Escenario de riesgo: competencia creciente y desplazamiento tecnológico
El sector de los mercados descentralizados de datos atrae cada vez a más actores. Nuevos proyectos pueden diferenciarse mediante tecnología superior, mejor experiencia de usuario o personalización sectorial. Al mismo tiempo, plataformas cloud centralizadas pueden lanzar sus propias soluciones de cómputo preservando la privacidad, aprovechando relaciones empresariales existentes para crear barreras competitivas. Si Ocean no logra avanzar en control de calidad de datos, servicios empresariales o crecimiento de la comunidad de desarrolladores, su ventaja de pionero podría erosionarse.
Variables clave
Los factores críticos que influirán en estos escenarios incluyen: la evolución de la regulación global sobre privacidad de datos (mayor o menor restricción), el rendimiento de Compute-to-Data a gran escala, los ciclos de decisión empresarial para pasar de pilotos a compras masivas y el grado de sinergia del ecosistema tras la separación de Fetch.ai y SingularityNET.
Conclusión
La industria de la IA se encuentra en una encrucijada llena de contradicciones: la potencia de cómputo es cada vez más abundante y flexible, pero los datos de alta calidad (el verdadero determinante de la inteligencia de los modelos) son más escasos, fragmentados y regulados que nunca.
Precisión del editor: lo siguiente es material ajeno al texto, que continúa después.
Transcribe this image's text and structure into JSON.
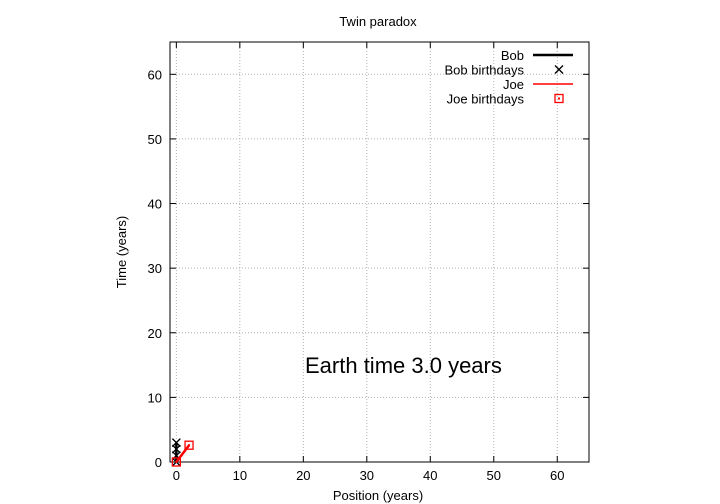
{
  "chart_data": {
    "type": "line",
    "title": "Twin paradox",
    "xlabel": "Position (years)",
    "ylabel": "Time (years)",
    "xlim": [
      -1,
      65
    ],
    "ylim": [
      0,
      65
    ],
    "xticks": [
      0,
      10,
      20,
      30,
      40,
      50,
      60
    ],
    "yticks": [
      0,
      10,
      20,
      30,
      40,
      50,
      60
    ],
    "grid": true,
    "legend_position": "top-right",
    "annotation": "Earth time  3.0 years",
    "series": [
      {
        "name": "Bob",
        "kind": "line",
        "color": "#000000",
        "points": [
          [
            0,
            0
          ],
          [
            0,
            3.0
          ]
        ]
      },
      {
        "name": "Bob birthdays",
        "kind": "marker-x",
        "color": "#000000",
        "points": [
          [
            0,
            0
          ],
          [
            0,
            1
          ],
          [
            0,
            2
          ],
          [
            0,
            3
          ]
        ]
      },
      {
        "name": "Joe",
        "kind": "line",
        "color": "#ff0000",
        "points": [
          [
            0,
            0
          ],
          [
            2.0,
            2.6
          ]
        ]
      },
      {
        "name": "Joe birthdays",
        "kind": "marker-square",
        "color": "#ff0000",
        "points": [
          [
            0,
            0
          ],
          [
            2.0,
            2.6
          ]
        ]
      }
    ]
  }
}
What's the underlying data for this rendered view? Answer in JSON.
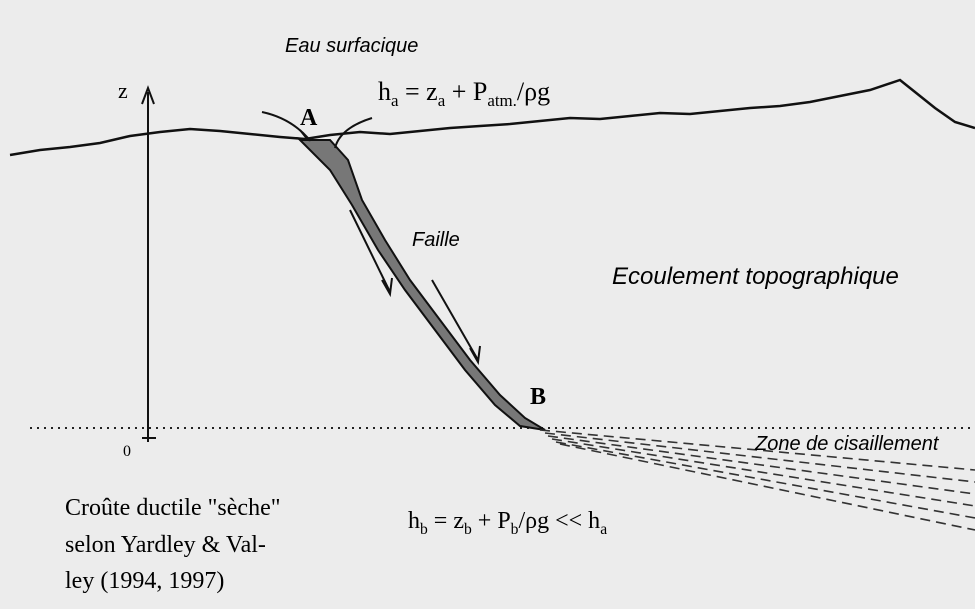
{
  "labels": {
    "surface_water": "Eau surfacique",
    "z_axis": "z",
    "zero": "0",
    "point_a": "A",
    "point_b": "B",
    "fault": "Faille",
    "topographic_flow": "Ecoulement topographique",
    "shear_zone": "Zone de cisaillement",
    "crust_note": [
      "Croûte ductile \"sèche\"",
      "selon Yardley & Val-",
      "ley (1994, 1997)"
    ]
  },
  "formulas": {
    "head_a": [
      "h",
      "a",
      " = z",
      "a",
      " + P",
      "atm.",
      "/ρg"
    ],
    "head_b": [
      "h",
      "b",
      " = z",
      "b",
      " + P",
      "b",
      "/ρg << h",
      "a"
    ]
  }
}
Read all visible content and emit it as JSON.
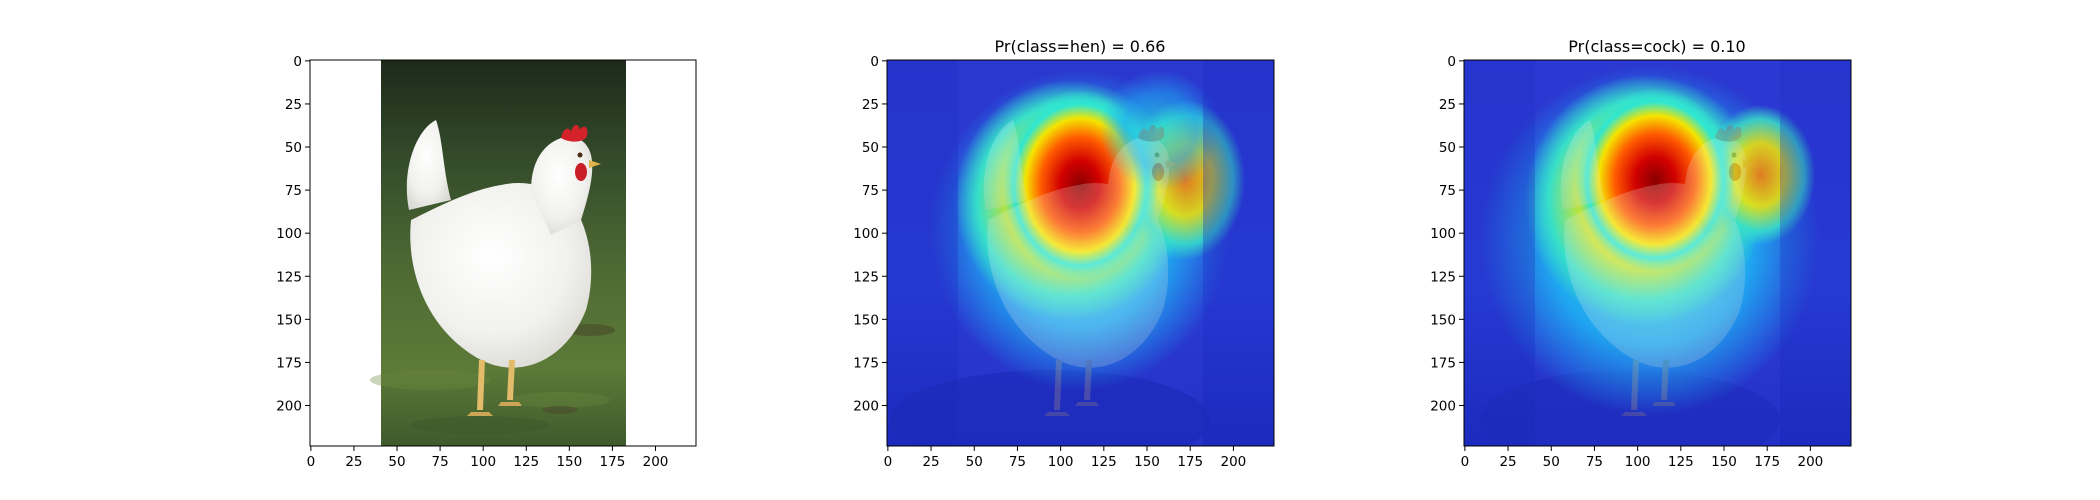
{
  "figure": {
    "panels": [
      {
        "id": "original",
        "title": "",
        "image": "photograph of a white hen with red comb standing on green grass",
        "x_ticks": [
          "0",
          "25",
          "50",
          "75",
          "100",
          "125",
          "150",
          "175",
          "200"
        ],
        "y_ticks": [
          "0",
          "25",
          "50",
          "75",
          "100",
          "125",
          "150",
          "175",
          "200"
        ]
      },
      {
        "id": "heatmap-hen",
        "title": "Pr(class=hen) =  0.66",
        "image": "jet colormap class activation heatmap overlaid on the hen photo, hottest over the hen's neck and breast",
        "x_ticks": [
          "0",
          "25",
          "50",
          "75",
          "100",
          "125",
          "150",
          "175",
          "200"
        ],
        "y_ticks": [
          "0",
          "25",
          "50",
          "75",
          "100",
          "125",
          "150",
          "175",
          "200"
        ]
      },
      {
        "id": "heatmap-cock",
        "title": "Pr(class=cock) =  0.10",
        "image": "jet colormap class activation heatmap overlaid on the hen photo, hottest over the hen's neck and breast",
        "x_ticks": [
          "0",
          "25",
          "50",
          "75",
          "100",
          "125",
          "150",
          "175",
          "200"
        ],
        "y_ticks": [
          "0",
          "25",
          "50",
          "75",
          "100",
          "125",
          "150",
          "175",
          "200"
        ]
      }
    ]
  },
  "colors": {
    "jet_red": "#b10000",
    "jet_orange": "#ff6a00",
    "jet_yellow": "#f5e400",
    "jet_cyan": "#2ee6d2",
    "jet_blue": "#2a35d8",
    "jet_dark_blue": "#0a10a8",
    "hen_white": "#f4f4f2",
    "comb_red": "#d4222a",
    "grass_green": "#4f6b34"
  }
}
La tecnología Compute-to-Data y el mecanismo de tokenización de datos de Ocean Protocol ofrecen una solución a este dilema, no rompiendo las barreras de privacidad, sino permitiendo que los algoritmos las crucen para acceder a los datos.
A 19 de mayo de 2026, el token OCEAN cotiza en torno a 0,1214 dólares, con un suministro total de 1 410 millones y una capitalización de mercado circulante de unos 76,39 millones. Estas cifras reflejan la valoración actual del proyecto, no un veredicto definitivo sobre su valor técnico. Lo que realmente determinará el valor a largo plazo de Ocean Protocol será su capacidad para encontrar aplicaciones escalables y repetibles en sectores clave como sanidad, finanzas o manufactura, y si logra convertir el concepto de "los datos permanecen, el algoritmo se mueve" en un estándar industrial.
En la narrativa de que "los datos son más escasos que las GPU" en la era de la IA, la historia de Ocean Protocol sigue escribiéndose. No ofrece una solución definitiva, sino un experimento en curso digno de seguimiento: a medida que la tecnología blockchain entra realmente en la capa de infraestructura de datos para IA, la era de la "utilidad real" en la industria cripto podría estar a punto de comenzar.